Randall, a 32-year-old Saco mother who was six months pregnant, went to the park with her husband and two young daughters for a picnic that day. She died when she fell and hit her head on rocks, the 1993 report said.
After the murder-suicide in December, the Portland Press Herald filed a Freedom of Access Act request for the Cape Elizabeth Police Department’s investigative records in Greta Randall’s death.
Those records, which were redacted in several places to protect individuals’ privacy, were made available Wednesday by the police department’s attorney, John J. Wall III of Portland-based Monaghan Leahy.
The police department’s report said the rocks at Two Lights State Park were “wet and slippery due to on and off rain showers” that day.
The couple were sitting at a picnic table while their two daughters played, but when they lost sight of the girls, Greta Randall stood up to look for them.
“Mr.
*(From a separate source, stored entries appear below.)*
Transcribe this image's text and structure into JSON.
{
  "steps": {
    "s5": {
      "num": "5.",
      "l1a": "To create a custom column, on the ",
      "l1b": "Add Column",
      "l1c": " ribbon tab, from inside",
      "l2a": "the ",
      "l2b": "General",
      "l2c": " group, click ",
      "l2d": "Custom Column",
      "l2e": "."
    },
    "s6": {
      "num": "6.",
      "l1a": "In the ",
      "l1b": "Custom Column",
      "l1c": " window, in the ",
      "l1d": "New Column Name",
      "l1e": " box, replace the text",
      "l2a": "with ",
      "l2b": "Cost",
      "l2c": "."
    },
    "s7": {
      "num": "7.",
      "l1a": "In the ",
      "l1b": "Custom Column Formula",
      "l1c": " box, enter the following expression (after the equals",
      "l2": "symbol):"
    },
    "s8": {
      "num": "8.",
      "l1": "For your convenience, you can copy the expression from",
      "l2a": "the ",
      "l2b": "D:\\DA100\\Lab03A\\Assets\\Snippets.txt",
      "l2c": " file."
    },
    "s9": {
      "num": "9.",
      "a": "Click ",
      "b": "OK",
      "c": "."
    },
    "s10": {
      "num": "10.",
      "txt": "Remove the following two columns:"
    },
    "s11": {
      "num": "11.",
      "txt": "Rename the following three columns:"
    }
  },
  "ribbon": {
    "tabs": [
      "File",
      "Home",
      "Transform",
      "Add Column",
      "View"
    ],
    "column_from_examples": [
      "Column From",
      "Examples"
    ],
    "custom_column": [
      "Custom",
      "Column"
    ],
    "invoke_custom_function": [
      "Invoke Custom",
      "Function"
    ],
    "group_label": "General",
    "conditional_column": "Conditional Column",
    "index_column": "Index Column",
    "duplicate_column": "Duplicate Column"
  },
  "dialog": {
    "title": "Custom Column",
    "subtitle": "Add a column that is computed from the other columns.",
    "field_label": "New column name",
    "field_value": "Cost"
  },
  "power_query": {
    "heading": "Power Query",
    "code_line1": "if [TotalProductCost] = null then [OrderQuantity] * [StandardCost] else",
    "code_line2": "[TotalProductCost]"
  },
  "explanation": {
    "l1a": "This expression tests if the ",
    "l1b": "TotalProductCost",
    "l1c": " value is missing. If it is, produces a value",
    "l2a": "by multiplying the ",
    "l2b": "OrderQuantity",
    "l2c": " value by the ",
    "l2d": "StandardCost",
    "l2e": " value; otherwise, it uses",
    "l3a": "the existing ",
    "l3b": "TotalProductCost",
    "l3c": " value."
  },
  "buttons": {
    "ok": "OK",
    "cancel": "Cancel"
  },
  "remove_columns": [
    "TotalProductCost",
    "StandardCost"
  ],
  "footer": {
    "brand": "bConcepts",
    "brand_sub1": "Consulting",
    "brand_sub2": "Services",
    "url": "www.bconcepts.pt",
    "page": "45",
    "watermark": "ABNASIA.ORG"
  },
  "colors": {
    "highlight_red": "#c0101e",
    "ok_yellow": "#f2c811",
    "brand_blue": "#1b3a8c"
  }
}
Randall could only add that a moment after his wife stood up, she fell. He contends that he did not see his wife fall,” the report states. There were no other witnesses.
The police report said she fell just to the left of the rocky plateau on which they were picnicking. A park ranger administered CPR until emergency responders arrived.
“It appears there were no witnesses to the fall,” police said. Mr. Randall “attempted to comfort and talk to his non-responsive wife throughout the time that help was being summonsed,” the report said.
Cape Elizabeth police Capt. Neil Williams, who is now the town’s police chief, said in the report that Greta Randall was six months pregnant.
Her baby was born three months premature and died the next day.
Daniel Randall, a pastor, remarried, but was estranged from his family at the time of the murder-suicide in Hebron. His daughter, Claire, was found dead in the home’s bathroom with multiple gunshot wounds. Daniel Randall died on the porch from a self-inflicted gunshot wound to the head.